Perbedaan yang prinsipil pada tugas dan wewenang Gakkumdu sejak diubah kedua kalinya Undang-Undang Nomor 1 Tahun 2015 menjadi Undang-Undang Nomor 10 Tahun 2016 merupakan terobosan baru agar tercipta pemahaman yang sama sejak awal penerimaan laporan dan/atau temuan antara 3 (tiga) institusi yang berbeda dalam proses penanganan dugaan pelanggaran yang terjadi. Sehingga tugas pokok ketiga institusi yang berbeda tersebut (Panwaslu sebagai penindaklanjut dugaan pelanggaran Pemilihan, Kepolisian sebagai penyelidik dan penyidik, dan Kejaksaan sebagai penuntut), dalam penanganan pelanggaran pidana Pemilihan ketiga institusi tersebut secara bersama-sama bertanggungjawab atas penangaan pelanggaran tersebut, namun tidak mengabaikan tahapan sesuai Hukum Acara Pidana pada umumnya. Dengan demikian sesuai pada tahapannya, masing-masing institusi menjadi leading sector pada tahapan yang menjadi tugas pokoknya.
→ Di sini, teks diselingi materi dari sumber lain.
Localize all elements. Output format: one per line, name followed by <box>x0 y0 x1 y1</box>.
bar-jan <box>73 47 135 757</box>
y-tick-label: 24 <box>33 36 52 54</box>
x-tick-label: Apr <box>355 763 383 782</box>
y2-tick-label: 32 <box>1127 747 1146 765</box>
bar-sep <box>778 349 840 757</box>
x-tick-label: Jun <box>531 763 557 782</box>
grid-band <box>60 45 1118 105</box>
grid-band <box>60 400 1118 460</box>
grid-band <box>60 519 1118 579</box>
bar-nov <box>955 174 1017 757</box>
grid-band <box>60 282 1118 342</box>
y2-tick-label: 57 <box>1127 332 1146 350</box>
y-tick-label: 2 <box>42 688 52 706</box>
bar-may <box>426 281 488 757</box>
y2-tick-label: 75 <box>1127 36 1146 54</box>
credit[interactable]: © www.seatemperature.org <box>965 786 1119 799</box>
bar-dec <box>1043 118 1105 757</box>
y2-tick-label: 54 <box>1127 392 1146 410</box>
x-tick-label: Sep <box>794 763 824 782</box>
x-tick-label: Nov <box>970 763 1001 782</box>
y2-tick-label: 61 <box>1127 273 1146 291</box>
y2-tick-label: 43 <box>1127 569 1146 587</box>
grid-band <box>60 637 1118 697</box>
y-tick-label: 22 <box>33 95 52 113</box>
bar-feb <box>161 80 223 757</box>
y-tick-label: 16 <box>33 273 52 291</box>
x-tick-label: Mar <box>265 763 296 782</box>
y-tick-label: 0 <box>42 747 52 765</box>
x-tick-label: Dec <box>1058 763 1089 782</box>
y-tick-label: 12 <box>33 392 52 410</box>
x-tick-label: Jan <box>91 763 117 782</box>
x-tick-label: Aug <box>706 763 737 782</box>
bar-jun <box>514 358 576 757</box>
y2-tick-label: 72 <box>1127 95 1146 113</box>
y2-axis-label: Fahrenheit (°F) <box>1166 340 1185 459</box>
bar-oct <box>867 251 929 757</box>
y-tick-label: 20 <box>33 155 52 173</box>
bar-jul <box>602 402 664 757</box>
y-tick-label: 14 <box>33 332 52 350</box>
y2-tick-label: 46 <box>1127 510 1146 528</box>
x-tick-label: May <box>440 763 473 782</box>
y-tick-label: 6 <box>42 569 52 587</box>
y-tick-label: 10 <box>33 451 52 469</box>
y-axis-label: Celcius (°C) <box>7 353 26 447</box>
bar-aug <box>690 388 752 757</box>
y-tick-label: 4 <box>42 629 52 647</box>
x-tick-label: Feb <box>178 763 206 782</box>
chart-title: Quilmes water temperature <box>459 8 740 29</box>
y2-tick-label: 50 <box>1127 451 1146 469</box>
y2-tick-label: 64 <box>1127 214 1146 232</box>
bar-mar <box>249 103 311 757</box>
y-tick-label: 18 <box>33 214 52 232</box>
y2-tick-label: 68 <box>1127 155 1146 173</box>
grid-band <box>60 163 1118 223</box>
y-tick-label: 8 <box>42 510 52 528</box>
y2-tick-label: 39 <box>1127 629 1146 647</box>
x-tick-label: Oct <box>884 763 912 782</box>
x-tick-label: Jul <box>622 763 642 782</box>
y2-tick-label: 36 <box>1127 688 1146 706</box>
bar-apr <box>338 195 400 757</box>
Sebagaimana telah disebutkan sebelumnya, Sentra Gakkumdu bertugas dan bewenang melakukan penanganan tindak pidana Pemilihan sejak adanya laporan dan/atau temuan yang diterima oleh Panwaslu. Dengan kata lain, Kepolisian dan Kejaksaan (sebagai penyidik dan penuntut) juga telah bertugas pada saat diterimanya laporan dan/atau temuan tersebut oleh Panwaslu. Hanya saja, Kepolisian dan Kejaksaan melakukan pendampingan kepada Panwaslu dalam proses penanganan pelanggaran, baik pada tahap penerimaan laporan dan/atau temuan, penentuan pasal yang diduga telah dilanggar, pengumpulan alat bukti, pemeriksaan para pihak (pelapor, saksi dan terlapor), sampai pada kajian. Hal tersebut sebagaimana diatur pada Pasal 15 ayat (2) Peraturan Bersama Ketua Badan Pengawas Pemilihan Umum Republik Indonesia, Kepala Kepolisian Negara Republik Indonesia, dan Jaksa Agung Republik Indonesia Nomor 14 Tahun 2016, Nomor 01 Tahun 2016, Nomor 010/JA/11/2016 Tentang Sentra Penegakan Hukum Terpadu Pada Pemilihan Gubernur dan Wakil Gubernur, Bupati dan Wakil Bupati, serta Walikota dan Wakil Walikota “dalam menerima Laporan/Temuan sebagaimana dimaksud pada ayat (1), Bawaslu Provinsi atau Panwaslu Kabupaten/Kota harus didampingi dan dibantu oleh Penyidik Tindak Pidana Pemilihan dan Jaksa yang tergabung dalam Sentra Gakkumdu.” Secara teknis, hal tersebut akan dipaparkan pada sub-bab selanjutnya.
Dalam melaksanakan tugas, Pengawas Pemilu berewenang menerima Laporan/Temuan dugaan tindak pidana Pemilihan dengan membuat dan mengisi format laporan/temuan serta memberikan nomor serta terhadap pelapor diberikan Surat Tanda Penerimaan Laporan. Dalam menerima laporan/temuan tersebut, Panwaslu Kabupaten/Kota harus didampingi dan dibantu oleh Penyidik Tindak Pidana Pemilihan dan Jaksa yang tergabung dalam Sentra Gakkumdu. Pendampingan tersebut dilakukan dengan identifikasi, verifikasi, dan konsultasi terhadap laporan/temuan dugaan pelanggaran Tindak Pidana Pemilihan. Selain melakukan pendampingan, khusus untuk Penyidi Tindak Pidana Pemilihan diberikan wewenang untuk melakukan Penyelidikan setelah Panwaslu Kabupaten/Kota mengeluarkan surat perintah tugas untuk melaksanakan Penyelidikan dan selanjutnya Penyidik Tindak Pidana Pemilihan mengeluarkan Surat Perintah Penyelidikan berdasarkan Surat Perintah Tugas tersebut.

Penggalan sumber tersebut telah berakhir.